Murder in the Basement, my Forgotten Book for today, is an Anthony Berkeley novel that I first read more than twenty years ago. Back then, to be honest, I was rather disappointed by it. There was less humour than I expected and the whodunit aspect was not as strong or as clever as in some of Berkeley's other books. But I've re-read it and revised my opinion dramatically. It's a much better book than I appreciated the first time around.
The structure is unorthodox. A newly married couple arrive at their new suburban house, only to discover that a body has been buried in the cellar. The corpse belongs to a woman, who has been shot, but Chief Inspector Moresby and his team struggle to identify her. Then they get a lucky break and work out that she formerly worked at a prep school. Enter Roger Sheringham, Berkeley's usual amateur sleuth. He has had a spell teaching at the school (talk about the long arm of coincidence!) and he's actually started writing a novel featuring his former colleagues.

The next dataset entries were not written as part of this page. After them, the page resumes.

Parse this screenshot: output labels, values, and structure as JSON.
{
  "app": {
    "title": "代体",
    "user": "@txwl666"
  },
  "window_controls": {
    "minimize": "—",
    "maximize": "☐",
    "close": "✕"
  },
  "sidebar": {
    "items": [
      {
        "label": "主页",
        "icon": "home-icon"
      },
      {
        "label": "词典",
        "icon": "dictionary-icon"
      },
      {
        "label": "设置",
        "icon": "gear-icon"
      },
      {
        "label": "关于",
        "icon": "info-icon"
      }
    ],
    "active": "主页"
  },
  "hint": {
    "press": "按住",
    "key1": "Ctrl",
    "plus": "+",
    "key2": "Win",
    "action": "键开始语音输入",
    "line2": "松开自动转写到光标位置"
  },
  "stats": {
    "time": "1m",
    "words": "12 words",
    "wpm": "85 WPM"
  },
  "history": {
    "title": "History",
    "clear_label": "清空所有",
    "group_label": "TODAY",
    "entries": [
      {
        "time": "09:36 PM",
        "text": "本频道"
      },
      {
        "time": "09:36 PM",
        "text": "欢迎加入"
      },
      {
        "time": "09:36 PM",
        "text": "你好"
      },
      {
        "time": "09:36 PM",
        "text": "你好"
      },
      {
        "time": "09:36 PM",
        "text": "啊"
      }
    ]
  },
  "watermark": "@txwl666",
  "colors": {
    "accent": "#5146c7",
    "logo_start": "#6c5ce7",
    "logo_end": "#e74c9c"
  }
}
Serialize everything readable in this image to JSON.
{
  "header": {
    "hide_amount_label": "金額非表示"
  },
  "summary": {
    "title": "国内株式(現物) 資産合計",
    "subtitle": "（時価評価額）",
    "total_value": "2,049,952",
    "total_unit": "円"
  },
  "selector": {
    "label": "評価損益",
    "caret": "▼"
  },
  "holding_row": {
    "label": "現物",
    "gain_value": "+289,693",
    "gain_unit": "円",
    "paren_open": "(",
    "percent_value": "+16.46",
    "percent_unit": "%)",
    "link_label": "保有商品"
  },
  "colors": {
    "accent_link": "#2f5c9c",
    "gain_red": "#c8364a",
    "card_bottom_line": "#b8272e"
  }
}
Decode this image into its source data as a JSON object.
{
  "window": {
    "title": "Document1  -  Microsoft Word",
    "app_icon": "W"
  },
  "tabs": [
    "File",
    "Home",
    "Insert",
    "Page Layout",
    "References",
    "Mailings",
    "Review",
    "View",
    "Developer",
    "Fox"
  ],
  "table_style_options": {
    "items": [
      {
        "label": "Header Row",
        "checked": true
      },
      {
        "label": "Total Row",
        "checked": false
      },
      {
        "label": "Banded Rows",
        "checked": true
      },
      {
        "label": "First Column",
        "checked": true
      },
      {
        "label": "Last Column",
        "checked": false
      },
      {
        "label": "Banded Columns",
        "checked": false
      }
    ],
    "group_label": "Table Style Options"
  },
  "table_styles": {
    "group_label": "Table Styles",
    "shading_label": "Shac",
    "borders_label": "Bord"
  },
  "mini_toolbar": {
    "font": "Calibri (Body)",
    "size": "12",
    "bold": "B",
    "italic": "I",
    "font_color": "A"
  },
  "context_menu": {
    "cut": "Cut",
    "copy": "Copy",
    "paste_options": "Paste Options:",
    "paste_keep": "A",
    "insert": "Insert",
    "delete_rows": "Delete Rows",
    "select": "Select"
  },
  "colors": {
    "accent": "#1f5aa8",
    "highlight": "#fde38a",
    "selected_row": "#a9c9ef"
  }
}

But which of the women was the victim?
I'd completely forgotten that this is a book with a "whowasdunin" element as well as a whodunit plot. The "whowasdunin" was most famously associated with Patricia McGerr, author of Pick Your Victim, but Berkeley beat her to it by nearly a decade and a half. It's a device that works well, and more than compensates for the subdued nature of the book that troubled me originally.
As usual, Roger Sheringham delights here in helping to thwart justice (or, perhaps, to do justice in a very unconventional way.) Berkeley was in some ways, it might be said, an amoral writer. But there's a cleverness about this unusual story that I didn't recognise as I should have done when I first read it, probably because I was expecting something different. I'm glad I took the time to give it another try. And it provides a reminder that it may be a mistake to write off a book, or even a writer, too readily. Something I'll bear in mind in relation to a new book I've just read, a rather overblown example of Eurocrime, that didn't live up to my expectations. Maybe I just wasn't in the right frame of mind for it.